As it turns out, he comes up with exactly the right answer. He lets her decide:
I put me in youre wise governance;
Cheseth youreself which may be moost plesance,
And moost honour to yow and me also.
I do no fors the wheither of the two;
For as yow liketh, it suffiseth me.
When she determines that she has heard aright, that he is giving her the sovereignty to make the decision, she gives him what he most desires: a young beautiful wife who will always be true:
Thanne have I gete of yow maistrie, quod she,
Syn I may chese and governe as me lest?
Ye, certes, wyf, quod he, I holde it best.
Kys me, quod she, we be no lenger wrothe;
For, by my trouthe, I wol be to yow bothe,
This is to seyn, ye, bothe fair and good.
When I teach the Wife of Bath’s tale, I tell my students that they shouldn’t be deceived by the old woman’s original answer. Sovereignty isn’t what women want most. The real answer can be found in the very nature of the task that Guinevere has set for the knight and that has led him to his marriage bed declaration. If the queen has forced him to journey the whole country over listening to women—listening as if his life depended on it (and it does)—it is because what women most desire is to be listened to.
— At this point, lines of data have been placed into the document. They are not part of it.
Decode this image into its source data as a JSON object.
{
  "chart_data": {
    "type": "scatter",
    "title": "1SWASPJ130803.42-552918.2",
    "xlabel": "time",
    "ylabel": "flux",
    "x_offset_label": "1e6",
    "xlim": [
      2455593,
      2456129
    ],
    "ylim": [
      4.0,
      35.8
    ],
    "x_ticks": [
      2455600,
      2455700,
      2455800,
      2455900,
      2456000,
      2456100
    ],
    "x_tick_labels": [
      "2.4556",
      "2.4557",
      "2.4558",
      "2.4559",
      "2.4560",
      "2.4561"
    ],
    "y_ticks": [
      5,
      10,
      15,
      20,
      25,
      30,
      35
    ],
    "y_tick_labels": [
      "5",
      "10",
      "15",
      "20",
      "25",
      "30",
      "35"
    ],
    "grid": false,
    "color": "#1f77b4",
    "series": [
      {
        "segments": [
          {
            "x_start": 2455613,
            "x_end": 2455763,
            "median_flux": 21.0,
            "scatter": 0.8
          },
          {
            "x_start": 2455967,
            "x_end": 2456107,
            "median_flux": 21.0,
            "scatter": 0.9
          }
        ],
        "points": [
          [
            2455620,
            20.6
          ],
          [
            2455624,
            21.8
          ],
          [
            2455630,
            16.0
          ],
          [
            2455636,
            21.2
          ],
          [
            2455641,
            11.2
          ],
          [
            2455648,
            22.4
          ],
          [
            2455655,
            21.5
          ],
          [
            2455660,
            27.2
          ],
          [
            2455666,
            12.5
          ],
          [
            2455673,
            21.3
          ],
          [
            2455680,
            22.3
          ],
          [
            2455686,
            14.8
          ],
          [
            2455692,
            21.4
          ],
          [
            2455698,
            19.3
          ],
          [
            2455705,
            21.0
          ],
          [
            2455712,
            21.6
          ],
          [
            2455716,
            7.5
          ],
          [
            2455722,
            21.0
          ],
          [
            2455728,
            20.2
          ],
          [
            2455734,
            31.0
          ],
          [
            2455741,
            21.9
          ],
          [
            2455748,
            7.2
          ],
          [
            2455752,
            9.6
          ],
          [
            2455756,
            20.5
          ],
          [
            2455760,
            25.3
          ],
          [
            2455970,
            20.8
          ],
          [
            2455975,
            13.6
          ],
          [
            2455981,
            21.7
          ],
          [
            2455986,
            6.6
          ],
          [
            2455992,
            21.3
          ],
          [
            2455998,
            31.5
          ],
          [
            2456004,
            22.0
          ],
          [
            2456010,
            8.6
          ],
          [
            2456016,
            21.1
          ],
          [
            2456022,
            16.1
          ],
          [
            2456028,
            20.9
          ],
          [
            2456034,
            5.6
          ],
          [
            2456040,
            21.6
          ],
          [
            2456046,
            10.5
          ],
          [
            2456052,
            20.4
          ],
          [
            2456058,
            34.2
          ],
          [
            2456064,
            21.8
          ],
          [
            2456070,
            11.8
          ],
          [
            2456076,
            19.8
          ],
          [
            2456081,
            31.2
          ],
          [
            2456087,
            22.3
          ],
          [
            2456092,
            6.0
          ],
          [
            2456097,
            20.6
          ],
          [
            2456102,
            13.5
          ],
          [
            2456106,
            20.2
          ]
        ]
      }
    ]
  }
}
Or as Aretha Franklin would put it, what women most desire is R-E-S-P-E-C-T. The knight truly listens to his wife and, as a result, reciprocity results.
The Wife of Bath knows that executing the rapist is not going to solve society’s problem with predatory men. Instead, they need intensive training in how the other gender thinks and feels. If they get that, then true companionship can replace the war of the sexes.
Chaucer came up with the solution (albeit only in story form) six hundred years ago. Now consultants like Kilmartin are training men to think of women as more than “second class citizens.”
Of course, Queen Guinevere gets the knight to embark on his educational quest by threatening death. What motivation can our society provide?